Learning From Your Misses in Weightlifting
Aimee Anaya Everett
February 6 2013
I used to not think about other people’s training so much—about their mental state and struggles, or the fact that their minds may be racing during training as well. It’s not because I am some selfish bitch who doesn’t care about my teammates, I simply didn’t think that anyone else struggled as I do. I was oblivious.
It took me a lot of years to learn to relax in the gym, to learn that a missed lift wasn’t the end of my world as I know it, but a chance to make things right. When you fuck up you’re not supposed to turn and walk away from your mistake. The right thing to do is to fix it. To make it right. If you fuck up in life and do everything you can to make it right, why would you not apply the same rules to your life on the platform? I learned through a lot of misses, a lot of tears, and a lot of tantrums, that I was not making things right when I missed. I was taking that fuck-up and fucking it up worse. A miss would follow a miss would follow a miss would result in tears and a devastating workout, where nothing was accomplished except a lot of tears and frustrations. Nothing learned. Nothing gained.
Now that I have taken a step back from my own training and am using that time and energy to help my athletes and teammates, I have seen the emotions I was oblivious to before. I have noticed the tears and the frustrations, and the miss after miss. I realize that the hard lessons I learned are now something I need to teach to them. I see them spinning in circles of defeat and allowing the mistake they make in a lift define their training session. I see this because it once was me.

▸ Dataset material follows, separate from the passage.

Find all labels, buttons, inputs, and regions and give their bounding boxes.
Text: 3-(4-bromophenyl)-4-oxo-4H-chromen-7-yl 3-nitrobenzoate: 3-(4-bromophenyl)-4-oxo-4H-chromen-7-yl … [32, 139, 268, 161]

When something bad happens while the barbell is in your hand, I believe you have three choices: You can either let it define you, destroy you, or strengthen you. When you allow a mistake to define or destroy you, you are not giving yourself the opportunity to let the mistake strengthen you. I believe that you need to take ALL you learn during practice and use it to strengthen you. To make it right. We have to remember when we release that bar after a miss that what defines us is how strong we rise after falling. We forget that, and soon we have taken all those misses, all those mistakes, and allowed them to define our training, our cycle, or path. And then we see a competition is around the corner and we are out of time. And we regret not taking the chance to make it right sooner. Buddha said, “the trouble is you think you have time.” Ya, you think you have time until there is none left. You have to make it right now, not later. There isn’t a whole lot of time for later.
I admit my level of obsession on the platform, and my level of crazy and weirdness, is above the national average, but I am comfortable with that. Why? Because it has made me let go of the misses and learn how to make it right. Because I realized I need to prove that I exist. And if I hide in my misses, in my mistakes, I am not proving anything. As someone once said, “You can’t start the next chapter of your life if you keep re-reading your last one.” You can’t move on to your next lift if you are living in your last miss.